Vous faites donc votre retour avec l’album intitulé Mon âme, un nom qui semble très significatif. Pourriez-vous nous expliquer pourquoi vous avez choisi ce titre ?
J’ai abordé des thématiques que je n’avais pas forcément abordées dans mes précédents albums et j’ai eu comme cette impression de m’être livrée beaucoup plus. Cela m’a pris quand-même deux ans pour créer ce projet. Des insomnies, du stress, de la remise en question, de la maturité, de la résilience… On a assemblé toutes ces choses-là pour dire que j’ai puisé au fond mon âme.

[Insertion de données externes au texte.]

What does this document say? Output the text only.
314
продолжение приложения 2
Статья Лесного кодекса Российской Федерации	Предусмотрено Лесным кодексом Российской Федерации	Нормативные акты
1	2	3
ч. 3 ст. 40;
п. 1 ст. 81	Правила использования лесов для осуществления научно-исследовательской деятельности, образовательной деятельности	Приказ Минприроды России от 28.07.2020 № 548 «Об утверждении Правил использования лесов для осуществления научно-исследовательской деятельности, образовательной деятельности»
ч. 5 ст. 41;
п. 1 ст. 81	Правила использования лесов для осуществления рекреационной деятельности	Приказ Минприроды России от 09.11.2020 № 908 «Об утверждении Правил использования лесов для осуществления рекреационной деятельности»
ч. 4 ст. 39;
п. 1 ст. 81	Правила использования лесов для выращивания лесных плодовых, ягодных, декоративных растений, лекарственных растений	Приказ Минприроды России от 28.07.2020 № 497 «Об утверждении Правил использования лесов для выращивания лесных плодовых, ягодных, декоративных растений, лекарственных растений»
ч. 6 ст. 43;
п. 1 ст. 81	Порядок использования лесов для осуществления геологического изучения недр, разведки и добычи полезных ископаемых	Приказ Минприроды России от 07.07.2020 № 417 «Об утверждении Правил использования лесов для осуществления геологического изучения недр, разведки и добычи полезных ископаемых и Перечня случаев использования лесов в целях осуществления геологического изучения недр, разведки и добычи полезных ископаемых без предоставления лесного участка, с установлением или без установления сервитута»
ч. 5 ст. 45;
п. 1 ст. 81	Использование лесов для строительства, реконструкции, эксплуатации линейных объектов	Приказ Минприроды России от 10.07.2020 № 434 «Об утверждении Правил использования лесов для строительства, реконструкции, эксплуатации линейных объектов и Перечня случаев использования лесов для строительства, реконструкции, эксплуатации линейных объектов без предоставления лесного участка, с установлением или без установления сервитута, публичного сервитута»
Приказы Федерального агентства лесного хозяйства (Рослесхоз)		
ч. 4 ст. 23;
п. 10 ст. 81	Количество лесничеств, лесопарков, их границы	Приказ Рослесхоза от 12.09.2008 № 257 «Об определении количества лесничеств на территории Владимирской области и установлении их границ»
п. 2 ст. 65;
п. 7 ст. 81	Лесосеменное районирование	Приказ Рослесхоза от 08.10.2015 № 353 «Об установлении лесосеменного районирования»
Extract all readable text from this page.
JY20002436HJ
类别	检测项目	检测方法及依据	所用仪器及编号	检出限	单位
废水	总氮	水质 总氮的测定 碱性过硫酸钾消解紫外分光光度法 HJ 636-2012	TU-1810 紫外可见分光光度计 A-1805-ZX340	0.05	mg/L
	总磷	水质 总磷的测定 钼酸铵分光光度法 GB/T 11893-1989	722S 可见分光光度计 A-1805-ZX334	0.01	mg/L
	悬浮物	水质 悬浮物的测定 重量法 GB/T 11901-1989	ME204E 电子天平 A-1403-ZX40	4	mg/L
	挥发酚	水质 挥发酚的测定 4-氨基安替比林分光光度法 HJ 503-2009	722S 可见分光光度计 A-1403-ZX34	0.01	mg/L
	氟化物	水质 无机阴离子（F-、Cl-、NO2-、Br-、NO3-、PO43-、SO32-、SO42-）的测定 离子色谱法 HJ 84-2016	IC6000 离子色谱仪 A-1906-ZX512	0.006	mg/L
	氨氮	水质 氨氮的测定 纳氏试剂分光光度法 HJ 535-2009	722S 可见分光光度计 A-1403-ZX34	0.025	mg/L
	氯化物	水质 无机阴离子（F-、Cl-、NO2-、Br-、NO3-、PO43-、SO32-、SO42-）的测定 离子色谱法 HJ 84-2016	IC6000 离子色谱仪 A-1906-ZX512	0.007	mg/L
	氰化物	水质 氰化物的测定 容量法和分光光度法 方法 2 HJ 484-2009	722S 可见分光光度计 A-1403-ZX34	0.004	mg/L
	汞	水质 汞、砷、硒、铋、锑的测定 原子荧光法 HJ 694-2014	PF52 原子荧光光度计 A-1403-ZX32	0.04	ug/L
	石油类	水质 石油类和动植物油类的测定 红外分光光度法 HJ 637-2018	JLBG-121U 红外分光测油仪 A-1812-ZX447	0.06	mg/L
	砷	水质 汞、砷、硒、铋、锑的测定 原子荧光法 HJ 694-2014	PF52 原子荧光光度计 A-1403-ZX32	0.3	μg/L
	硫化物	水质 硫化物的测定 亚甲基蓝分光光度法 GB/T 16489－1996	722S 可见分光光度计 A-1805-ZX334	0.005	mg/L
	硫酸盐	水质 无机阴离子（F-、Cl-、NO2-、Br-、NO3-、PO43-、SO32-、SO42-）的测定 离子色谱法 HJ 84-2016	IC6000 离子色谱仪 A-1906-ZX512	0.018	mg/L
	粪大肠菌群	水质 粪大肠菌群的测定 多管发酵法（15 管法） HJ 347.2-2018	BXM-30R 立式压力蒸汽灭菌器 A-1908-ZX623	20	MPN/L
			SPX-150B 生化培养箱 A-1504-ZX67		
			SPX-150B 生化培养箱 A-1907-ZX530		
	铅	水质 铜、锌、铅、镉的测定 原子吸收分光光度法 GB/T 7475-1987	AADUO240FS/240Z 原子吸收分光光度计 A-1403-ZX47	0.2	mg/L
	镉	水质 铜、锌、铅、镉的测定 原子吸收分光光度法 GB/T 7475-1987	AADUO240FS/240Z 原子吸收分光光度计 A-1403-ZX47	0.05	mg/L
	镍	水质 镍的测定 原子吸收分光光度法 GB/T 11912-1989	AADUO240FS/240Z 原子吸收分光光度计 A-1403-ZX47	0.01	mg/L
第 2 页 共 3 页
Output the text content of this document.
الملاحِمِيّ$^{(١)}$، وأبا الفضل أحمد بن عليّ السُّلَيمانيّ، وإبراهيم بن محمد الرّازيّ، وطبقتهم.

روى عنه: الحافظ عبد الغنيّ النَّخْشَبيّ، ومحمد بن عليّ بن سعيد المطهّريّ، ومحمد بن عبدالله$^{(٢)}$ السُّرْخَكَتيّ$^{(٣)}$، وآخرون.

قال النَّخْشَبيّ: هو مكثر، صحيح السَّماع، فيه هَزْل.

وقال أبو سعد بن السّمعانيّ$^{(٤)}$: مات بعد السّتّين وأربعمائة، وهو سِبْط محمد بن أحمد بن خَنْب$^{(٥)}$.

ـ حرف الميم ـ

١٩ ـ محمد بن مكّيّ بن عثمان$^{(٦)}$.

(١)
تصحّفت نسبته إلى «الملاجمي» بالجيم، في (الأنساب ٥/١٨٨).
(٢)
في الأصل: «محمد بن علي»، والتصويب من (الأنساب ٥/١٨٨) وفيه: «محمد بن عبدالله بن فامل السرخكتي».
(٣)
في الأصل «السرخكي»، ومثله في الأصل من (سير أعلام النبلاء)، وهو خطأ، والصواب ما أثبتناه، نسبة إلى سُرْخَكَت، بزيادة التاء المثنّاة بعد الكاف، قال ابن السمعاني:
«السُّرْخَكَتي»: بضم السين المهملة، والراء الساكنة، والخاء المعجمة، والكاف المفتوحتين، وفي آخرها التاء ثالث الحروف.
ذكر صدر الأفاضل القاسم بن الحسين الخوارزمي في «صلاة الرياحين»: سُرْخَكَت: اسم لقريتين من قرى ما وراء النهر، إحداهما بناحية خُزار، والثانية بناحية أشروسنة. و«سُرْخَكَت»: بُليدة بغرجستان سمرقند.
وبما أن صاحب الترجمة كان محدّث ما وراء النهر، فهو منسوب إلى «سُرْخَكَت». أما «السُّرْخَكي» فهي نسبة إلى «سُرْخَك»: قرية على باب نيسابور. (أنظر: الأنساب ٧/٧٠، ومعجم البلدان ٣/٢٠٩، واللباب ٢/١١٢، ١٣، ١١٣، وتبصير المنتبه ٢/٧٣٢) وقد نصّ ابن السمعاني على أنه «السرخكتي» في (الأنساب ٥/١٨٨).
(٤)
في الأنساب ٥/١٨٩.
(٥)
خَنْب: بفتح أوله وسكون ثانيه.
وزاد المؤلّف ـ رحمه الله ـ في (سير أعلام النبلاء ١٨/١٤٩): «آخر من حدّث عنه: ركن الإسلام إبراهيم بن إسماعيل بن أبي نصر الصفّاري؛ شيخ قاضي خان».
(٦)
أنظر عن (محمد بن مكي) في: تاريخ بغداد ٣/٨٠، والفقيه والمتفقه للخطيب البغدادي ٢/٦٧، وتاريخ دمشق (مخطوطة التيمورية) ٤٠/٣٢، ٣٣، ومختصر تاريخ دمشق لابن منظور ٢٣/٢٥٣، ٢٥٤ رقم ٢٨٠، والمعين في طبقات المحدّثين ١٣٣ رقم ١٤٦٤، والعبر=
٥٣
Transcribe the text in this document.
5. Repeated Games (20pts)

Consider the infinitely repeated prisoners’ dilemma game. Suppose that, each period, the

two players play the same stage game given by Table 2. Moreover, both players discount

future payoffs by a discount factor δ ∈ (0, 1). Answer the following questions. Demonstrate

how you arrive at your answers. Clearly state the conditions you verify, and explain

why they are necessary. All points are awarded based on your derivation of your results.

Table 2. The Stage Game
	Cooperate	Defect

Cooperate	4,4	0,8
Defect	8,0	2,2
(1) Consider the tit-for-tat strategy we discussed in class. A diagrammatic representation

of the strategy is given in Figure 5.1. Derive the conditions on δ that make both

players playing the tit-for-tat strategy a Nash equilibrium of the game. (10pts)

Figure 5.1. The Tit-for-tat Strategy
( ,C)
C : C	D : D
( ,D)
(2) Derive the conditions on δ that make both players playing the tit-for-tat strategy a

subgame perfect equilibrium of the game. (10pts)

C’est un double album et la seconde partie, sortie le 31 mai, possède un côté plus festif, plus léger que la première, qui était plus mélancolique. Etait-ce un choix de distinguer ces deux parties ?
Très bonne analyse, parce que c’est exactement ça. Cela reflète la personne que je suis. Comme tout le monde, j’ai mes côtés un peu plus mélancoliques, un peu plus calmes. On a tous envie de parfois passer du temps tranquillement mais aussi, à d’autres moments, de faire la fête, de s’amuser d’être entouré, et de partager des good vibes. Le double album reflète ces deux aspects qu’on possède tous.
Ce projet est-il le plus personnel de votre carrière ?
Exactement. Après, je ne sais pas ce que je ferai à l’avenir. En tout cas, jusqu’à présent c’est le projet le plus personnel que j’ai pu faire.
Vous êtes souvent considérée comme une grande sœur par les nombreuses jeunes femmes qui écoutent votre musique. Quels sont les messages que vous souhaitez véhiculer ?
Franchement, si elles me considèrent juste, c’est déjà gagné pour moi. Parce qu’aujourd’hui, les gens ne considèrent plus trop les autres. Même si on me connaît malgré la barrière des réseaux sociaux, on ne me connaît pas forcément dans la vie de tous les jours. Mais je reste accessible. Maintenant, si on me considère comme une grande sœur, c’est en effet, comme vous l’avez dit, un message que je véhicule. Je suis archi-protectrice dans la vie de tous les jours. Je suis super bienveillante avec ceux qui m’écoutent, comme avec mon entourage proche ou mon entourage tout court. C’est vraiment ce que je souhaite transmettre, la bienveillance.
Vous collaborez dans ce nouveau projet avec Bryan MG, Nassi et Numidia Lezoul…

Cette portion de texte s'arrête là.